As someone who often speaks to many people outside my time zone, I often spend at least a few minutes on a video call explaining my location, the time, and the weather. Communicating that information has just become easier thanks to a Mac app called Boom, now available as a freemium product.
Boom is a bootstrap company founded by ex-Shopify employees Robleh Jama and Krishna Satya. The app works with all major video conferencing apps, including Zoom, Google Meet, Microsoft Teams, etc. Once installed, you can add customized themes to your video call display, including your name, title, location, time, and weather.
Plus, you can react to calls with on-screen effects, stickers, and GIFs. You can also fine-tune your look with controls like brightness, contrast, saturation, shadows, hue, and exposure. There are also different presets for different looks.
Additionally, users can design the off-camera screen to display a customized design instead of a blank screen.
The company is also currently rolling out a new feature that tracks meeting times.
The co-founders told TechCrunch that they started working on the idea during a period of remote work at Shopify.

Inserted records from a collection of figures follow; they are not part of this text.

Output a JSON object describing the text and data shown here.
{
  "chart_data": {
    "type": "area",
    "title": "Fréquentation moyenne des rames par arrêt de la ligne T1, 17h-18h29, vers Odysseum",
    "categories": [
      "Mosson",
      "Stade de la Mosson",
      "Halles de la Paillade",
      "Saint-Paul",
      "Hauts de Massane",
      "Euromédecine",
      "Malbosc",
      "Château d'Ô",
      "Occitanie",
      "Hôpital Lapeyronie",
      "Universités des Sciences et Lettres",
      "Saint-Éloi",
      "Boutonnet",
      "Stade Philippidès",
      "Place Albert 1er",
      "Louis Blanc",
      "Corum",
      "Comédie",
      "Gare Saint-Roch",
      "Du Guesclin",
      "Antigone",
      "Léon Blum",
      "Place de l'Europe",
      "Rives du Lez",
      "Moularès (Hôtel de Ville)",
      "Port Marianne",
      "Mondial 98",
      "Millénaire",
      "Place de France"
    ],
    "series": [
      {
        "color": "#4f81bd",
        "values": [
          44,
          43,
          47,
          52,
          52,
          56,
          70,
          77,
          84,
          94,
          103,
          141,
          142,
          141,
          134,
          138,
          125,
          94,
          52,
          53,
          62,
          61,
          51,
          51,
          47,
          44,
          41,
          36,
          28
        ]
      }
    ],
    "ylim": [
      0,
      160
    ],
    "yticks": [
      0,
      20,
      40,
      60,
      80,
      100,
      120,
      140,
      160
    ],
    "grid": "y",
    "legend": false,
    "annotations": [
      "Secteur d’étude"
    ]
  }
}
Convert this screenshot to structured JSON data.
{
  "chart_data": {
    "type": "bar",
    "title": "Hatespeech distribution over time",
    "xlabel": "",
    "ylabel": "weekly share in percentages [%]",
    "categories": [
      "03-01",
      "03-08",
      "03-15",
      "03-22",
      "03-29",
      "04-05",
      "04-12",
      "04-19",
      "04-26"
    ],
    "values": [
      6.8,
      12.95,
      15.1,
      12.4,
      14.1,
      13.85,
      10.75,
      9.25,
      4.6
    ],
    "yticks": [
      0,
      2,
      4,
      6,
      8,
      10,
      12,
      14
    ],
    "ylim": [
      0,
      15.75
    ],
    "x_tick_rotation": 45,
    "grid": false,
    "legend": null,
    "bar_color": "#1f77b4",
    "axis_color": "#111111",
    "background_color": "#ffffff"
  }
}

“We realized that we were no longer just knowledge workers, we were all streamers. We had the hardware: great cameras, microphones, home offices that doubled as broadcast studios. But the software? It was still just Zoom, Meet, and Teams. Our frustration with existing tools was the catalyst for Boom,” they say.
Boom's co-founders emphasized that the product is meant to make video calling across different apps more fun and engaging.
The startup has been testing the product for over a year and launched it publicly in April. The company previously offered a paid-only product, but tweaked its pricing model this summer to become a freemium service.
Users can use the virtual camera, themes, and reactions for free, but advanced camera controls, premium themes, custom branding, and screen sharing features like presenter overlay and cursor highlight magnifier will cost $7 per month, $70 per year, or $199 for a lifetime license.
Later this month, the startup plans to launch a timeboxing feature to limit certain discussion topics.
In the next release cycle, Boom is working on features such as an agenda tracker, dynamic polls, and quizzes.
Boom's co-founders believe they can grow the product organically without venture backing.
“We've decided not to go down the venture capital route, but rather take a more independent path. Our goal is to make Boom so useful that it continues to grow organically and be profitable for 10+ years. If we can do that while remaining indie, that would be the dream,” they said.